Warum das Wort der Woche ein Leben lang aktuell bleibt: Es geht immer um sehen und gesehen werden

Kann man vor einem Amt "Respekt" haben? Nein, denn es hat keine Augen. "Respekt" heißt "zurückschauen" von "re-spectare". Auf gut Deutsch: sehen und gesehen werden, und sehen, dass der andere einen sieht. Ein komplexer Vorgang. Dazu gehören immer zwei. Den Blick vor einer "Respektsperson" blind zu senken ist das Gegenteil von Demokratie. Was Sinn macht: Augen auf, hinschauen, jemanden eines Blickes würdigen.

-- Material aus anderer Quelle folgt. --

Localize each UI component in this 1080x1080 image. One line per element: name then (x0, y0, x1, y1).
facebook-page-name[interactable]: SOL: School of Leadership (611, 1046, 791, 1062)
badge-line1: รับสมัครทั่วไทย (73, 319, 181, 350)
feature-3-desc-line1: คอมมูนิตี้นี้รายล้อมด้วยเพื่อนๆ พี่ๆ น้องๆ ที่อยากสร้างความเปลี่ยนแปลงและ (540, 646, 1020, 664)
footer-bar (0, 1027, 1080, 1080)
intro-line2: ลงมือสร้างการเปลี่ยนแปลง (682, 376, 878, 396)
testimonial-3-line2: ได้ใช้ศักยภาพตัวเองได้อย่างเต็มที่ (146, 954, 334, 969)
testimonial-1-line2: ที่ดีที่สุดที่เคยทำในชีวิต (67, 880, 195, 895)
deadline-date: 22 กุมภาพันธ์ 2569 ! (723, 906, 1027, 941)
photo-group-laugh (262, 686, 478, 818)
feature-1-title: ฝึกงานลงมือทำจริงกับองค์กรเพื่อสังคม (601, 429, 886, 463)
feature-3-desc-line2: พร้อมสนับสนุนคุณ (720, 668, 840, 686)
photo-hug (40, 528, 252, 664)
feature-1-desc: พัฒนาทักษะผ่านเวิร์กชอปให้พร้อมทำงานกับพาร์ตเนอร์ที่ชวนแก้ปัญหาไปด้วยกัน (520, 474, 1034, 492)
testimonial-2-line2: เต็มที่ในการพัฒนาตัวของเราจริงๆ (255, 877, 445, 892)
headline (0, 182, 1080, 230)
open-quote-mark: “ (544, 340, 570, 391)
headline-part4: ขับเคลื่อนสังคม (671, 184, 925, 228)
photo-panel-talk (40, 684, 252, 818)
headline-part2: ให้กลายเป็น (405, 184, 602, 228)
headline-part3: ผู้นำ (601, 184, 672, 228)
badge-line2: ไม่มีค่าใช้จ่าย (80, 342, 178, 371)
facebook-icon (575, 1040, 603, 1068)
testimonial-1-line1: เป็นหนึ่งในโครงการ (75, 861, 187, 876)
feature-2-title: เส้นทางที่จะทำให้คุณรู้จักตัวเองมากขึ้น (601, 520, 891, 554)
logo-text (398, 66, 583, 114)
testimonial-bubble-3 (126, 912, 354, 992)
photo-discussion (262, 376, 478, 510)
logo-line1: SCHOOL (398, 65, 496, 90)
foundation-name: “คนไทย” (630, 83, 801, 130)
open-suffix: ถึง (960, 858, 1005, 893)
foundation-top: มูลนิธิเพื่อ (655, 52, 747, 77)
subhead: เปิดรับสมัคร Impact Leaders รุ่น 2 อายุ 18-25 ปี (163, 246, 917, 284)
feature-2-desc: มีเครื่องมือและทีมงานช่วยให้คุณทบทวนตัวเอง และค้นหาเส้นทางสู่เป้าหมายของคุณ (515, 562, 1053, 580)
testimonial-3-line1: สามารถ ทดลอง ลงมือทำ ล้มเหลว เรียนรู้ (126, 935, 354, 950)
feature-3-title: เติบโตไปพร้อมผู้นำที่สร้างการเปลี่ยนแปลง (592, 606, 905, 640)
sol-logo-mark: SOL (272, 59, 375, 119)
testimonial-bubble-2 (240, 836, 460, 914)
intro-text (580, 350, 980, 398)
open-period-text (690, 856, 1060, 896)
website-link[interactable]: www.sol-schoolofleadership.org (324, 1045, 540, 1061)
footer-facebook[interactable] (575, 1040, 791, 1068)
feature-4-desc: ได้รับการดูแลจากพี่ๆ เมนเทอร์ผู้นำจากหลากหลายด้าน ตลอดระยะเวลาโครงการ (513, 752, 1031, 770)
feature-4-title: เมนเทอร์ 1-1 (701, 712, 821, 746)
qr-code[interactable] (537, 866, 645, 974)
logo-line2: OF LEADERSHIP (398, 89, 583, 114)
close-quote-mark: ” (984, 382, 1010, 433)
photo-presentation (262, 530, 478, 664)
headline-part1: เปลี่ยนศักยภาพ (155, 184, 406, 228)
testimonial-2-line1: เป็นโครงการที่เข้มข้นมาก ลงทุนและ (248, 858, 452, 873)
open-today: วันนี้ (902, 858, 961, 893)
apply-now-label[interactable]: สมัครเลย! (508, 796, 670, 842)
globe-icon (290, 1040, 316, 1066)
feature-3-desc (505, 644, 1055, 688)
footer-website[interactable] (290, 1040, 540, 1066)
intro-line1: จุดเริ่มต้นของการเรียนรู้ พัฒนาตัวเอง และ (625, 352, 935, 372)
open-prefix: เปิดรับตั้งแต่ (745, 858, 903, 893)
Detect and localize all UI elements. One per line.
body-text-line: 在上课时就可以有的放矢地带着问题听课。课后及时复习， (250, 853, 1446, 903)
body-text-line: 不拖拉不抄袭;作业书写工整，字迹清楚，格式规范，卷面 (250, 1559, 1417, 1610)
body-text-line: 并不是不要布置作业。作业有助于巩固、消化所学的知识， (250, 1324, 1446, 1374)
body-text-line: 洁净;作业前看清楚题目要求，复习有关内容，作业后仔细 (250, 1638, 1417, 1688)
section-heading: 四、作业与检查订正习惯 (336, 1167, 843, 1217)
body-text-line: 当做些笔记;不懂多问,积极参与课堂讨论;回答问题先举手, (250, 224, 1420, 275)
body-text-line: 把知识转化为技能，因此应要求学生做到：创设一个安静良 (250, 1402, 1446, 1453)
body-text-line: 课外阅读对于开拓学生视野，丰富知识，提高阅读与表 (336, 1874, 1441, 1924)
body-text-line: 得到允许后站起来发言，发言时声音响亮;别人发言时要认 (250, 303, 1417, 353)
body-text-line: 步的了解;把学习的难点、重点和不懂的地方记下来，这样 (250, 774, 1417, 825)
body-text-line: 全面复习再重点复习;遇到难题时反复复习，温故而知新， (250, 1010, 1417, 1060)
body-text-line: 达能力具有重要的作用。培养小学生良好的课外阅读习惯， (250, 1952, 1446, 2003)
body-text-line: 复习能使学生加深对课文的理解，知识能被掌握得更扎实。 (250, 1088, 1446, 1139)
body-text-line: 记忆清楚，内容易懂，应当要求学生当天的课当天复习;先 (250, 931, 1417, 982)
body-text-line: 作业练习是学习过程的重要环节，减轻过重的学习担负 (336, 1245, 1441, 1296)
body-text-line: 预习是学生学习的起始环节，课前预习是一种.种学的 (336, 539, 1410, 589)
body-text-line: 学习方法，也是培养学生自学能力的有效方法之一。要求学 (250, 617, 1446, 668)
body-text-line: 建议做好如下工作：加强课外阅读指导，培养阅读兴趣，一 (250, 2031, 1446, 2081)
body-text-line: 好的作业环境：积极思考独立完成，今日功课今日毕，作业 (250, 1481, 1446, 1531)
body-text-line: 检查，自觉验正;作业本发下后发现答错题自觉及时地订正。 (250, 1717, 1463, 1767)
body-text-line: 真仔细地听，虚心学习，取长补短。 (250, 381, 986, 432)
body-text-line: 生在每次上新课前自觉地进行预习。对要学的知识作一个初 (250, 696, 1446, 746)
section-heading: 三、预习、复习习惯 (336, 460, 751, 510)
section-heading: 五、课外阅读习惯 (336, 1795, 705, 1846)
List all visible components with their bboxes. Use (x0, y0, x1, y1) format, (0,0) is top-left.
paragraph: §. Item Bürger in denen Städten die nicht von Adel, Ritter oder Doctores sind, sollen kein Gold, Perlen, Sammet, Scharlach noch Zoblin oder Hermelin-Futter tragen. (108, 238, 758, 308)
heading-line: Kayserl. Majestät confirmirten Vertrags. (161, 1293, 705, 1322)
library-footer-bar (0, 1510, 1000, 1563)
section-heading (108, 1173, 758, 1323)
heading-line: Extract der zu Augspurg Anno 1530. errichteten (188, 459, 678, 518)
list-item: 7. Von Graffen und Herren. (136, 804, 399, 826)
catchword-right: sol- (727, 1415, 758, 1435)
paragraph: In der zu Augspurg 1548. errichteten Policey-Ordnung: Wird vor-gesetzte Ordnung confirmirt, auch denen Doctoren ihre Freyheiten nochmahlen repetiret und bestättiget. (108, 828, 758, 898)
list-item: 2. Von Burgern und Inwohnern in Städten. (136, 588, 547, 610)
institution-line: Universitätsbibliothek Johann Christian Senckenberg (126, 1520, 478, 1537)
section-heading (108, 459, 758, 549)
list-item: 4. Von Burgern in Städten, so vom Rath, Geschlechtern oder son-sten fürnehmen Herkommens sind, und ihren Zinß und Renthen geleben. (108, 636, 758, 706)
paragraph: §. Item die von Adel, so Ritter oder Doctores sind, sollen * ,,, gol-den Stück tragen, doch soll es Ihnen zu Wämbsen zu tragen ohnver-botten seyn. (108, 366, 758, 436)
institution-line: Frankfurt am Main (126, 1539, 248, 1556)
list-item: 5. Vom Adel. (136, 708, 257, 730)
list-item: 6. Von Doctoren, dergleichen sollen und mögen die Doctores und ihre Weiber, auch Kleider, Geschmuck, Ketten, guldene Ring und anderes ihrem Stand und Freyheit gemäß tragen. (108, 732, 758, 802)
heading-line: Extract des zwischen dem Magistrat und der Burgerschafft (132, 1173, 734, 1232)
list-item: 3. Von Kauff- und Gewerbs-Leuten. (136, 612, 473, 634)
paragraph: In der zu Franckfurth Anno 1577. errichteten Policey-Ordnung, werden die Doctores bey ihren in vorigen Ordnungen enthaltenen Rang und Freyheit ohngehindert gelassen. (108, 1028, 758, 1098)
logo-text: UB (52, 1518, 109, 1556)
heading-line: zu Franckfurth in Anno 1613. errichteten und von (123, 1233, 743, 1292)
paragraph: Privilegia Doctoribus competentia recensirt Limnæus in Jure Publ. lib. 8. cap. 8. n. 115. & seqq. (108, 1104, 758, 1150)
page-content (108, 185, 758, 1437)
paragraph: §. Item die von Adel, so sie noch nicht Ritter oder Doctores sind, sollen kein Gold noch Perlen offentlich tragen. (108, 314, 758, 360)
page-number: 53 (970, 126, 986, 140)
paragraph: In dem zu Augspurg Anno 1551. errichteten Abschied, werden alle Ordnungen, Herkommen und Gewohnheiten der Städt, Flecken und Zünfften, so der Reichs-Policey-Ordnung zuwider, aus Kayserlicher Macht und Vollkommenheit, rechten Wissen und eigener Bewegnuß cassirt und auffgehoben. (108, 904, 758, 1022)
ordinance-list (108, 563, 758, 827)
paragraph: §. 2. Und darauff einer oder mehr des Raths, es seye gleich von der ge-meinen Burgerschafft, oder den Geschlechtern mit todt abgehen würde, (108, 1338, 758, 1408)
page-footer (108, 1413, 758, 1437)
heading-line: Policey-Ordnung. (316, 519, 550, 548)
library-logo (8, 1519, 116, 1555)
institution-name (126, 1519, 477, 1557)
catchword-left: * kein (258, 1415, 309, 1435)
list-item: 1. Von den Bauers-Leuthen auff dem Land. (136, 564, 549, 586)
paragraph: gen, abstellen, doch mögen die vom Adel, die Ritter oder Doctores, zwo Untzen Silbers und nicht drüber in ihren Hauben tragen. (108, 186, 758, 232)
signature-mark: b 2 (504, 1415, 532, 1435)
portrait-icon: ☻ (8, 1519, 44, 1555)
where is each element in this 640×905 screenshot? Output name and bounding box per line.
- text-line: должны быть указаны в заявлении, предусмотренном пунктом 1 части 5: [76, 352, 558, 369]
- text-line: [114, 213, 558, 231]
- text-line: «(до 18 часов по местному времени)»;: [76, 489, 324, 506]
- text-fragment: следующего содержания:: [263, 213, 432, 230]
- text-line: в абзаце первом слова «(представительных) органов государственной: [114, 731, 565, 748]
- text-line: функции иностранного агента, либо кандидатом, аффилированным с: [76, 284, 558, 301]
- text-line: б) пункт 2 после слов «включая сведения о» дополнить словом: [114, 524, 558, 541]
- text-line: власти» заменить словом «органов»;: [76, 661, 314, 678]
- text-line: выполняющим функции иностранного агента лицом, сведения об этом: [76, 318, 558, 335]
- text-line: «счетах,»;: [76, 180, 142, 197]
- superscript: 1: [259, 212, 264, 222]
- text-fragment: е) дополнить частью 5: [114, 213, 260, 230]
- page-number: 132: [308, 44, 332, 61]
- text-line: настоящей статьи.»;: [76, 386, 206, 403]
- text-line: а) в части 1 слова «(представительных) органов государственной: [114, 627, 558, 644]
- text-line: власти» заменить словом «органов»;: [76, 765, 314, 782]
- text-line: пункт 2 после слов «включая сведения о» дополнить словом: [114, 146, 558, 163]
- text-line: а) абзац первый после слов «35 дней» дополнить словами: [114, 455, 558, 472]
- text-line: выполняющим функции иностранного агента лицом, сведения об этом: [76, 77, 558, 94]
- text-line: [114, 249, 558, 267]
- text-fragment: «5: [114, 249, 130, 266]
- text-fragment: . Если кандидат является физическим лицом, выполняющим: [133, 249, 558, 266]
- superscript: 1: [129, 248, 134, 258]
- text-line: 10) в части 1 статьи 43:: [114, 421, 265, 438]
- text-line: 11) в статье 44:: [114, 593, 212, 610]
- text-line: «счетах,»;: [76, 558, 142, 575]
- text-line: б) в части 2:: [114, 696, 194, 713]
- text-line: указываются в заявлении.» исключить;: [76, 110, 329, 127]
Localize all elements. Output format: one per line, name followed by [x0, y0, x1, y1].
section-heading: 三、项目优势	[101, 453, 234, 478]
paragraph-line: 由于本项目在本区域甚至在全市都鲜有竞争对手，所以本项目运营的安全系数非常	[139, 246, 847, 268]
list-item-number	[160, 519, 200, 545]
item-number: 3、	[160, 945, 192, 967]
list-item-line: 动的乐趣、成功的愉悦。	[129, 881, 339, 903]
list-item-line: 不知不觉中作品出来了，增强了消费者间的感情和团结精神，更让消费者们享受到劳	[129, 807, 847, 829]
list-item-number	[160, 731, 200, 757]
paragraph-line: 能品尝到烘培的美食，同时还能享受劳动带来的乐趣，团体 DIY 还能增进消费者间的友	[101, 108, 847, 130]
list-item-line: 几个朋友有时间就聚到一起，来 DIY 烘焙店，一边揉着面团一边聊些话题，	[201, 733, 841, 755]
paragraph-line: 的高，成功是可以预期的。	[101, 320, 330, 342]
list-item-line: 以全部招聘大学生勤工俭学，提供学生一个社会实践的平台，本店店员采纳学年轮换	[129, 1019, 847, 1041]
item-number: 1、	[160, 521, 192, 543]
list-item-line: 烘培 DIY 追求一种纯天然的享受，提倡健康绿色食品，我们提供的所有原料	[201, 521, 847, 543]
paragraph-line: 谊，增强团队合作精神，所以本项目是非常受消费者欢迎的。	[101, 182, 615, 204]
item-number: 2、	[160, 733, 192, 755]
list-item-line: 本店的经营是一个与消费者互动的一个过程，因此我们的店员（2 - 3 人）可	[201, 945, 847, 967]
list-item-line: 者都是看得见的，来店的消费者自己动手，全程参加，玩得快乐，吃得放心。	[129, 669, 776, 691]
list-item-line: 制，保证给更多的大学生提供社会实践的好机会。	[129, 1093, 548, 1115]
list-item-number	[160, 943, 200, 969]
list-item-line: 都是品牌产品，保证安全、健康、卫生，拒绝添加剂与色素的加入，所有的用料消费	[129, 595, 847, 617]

Das Besondere am Menschen ist den Psychologen erst in den letzten Jahren wie Schuppen von den Augen gefallen: Es ist das Weiße im Auge! Bei Menschenaffen ist der Augapfel nicht weiß. Na und? Just dieses unscheinbare Detail bietet enormen kommunikativen Mehrwert: Ich weiß, wo jemand gerade seine Augen hat, durch das Weiß!

Unser Auge dient nicht nur zum Sehen, sondern sendet ständig auch visuelle Reize. Nicht nur, wenn man frisch "verguckt" ist.

Deshalb sind uns Gestalten mit dunklen Sonnenbrillen auch so unheimlich, der Zugang zu ihrer Seele ist versiegelt und verspiegelt. Diese Menschen wollen cool sein und wirken auf uns kühl. Gemeinsam in eine Richtung zu schauen ist so entscheidend für uns Menschen, dass wir es üben, sobald wir von der Brust weg sind und auf Augenhöhe getragen werden.

Ein Kind ist mit dem ersten Lebensjahr schon weiter als ein Schimpanse mit 27. Das wurde ausgerechnet am Wolfgang-Köhler-Forschungszentrum Leipzig getestet (kein Witz, bitte nachlesen: Reliance on head versus eyes in the gaze following of great apes and human infants. Journal of Human Evolution. 52, 314-320).

Michael Tomasello verlockte Menschenaffen, an die Decke zu schauen, indem der Untersucher entweder den ganzen Kopf oder nur die Augen nach oben bewegte. Die Affen fanden es nur spannend, wenn sich der Kopf weit sichtbar bewegte. Unsere einjährigen Menschenkinder hatten aber bereits geblickt, dass es viel mehr auf die Augen ankommt.

Diese revolutionäre Idee der "kooperativen Augen" macht uns Menschen so erfolgreich: Ist dem einen etwas ins Auge gefallen, bleibt es nicht dort, sondern erreicht in einem Augenblick alle, die ihn "respektieren". Deshalb ist es auch das Schlimmste, bei jemandem wegzuschauen oder ihn nicht mal mit dem Hintern anzuschauen. Das ist rücksichtslos, schließlich haben wir ja da keine Augen. Zuweilen Ohren, aber darum geht es gerade nicht.

Wer sieht, dass er in seiner Absicht, gesehen zu werden, absichtlich nur mit Argusaugen oder gar nicht gesehen wird, fühlt sich getreten und tritt zurück. Affen werden das nie verstehen.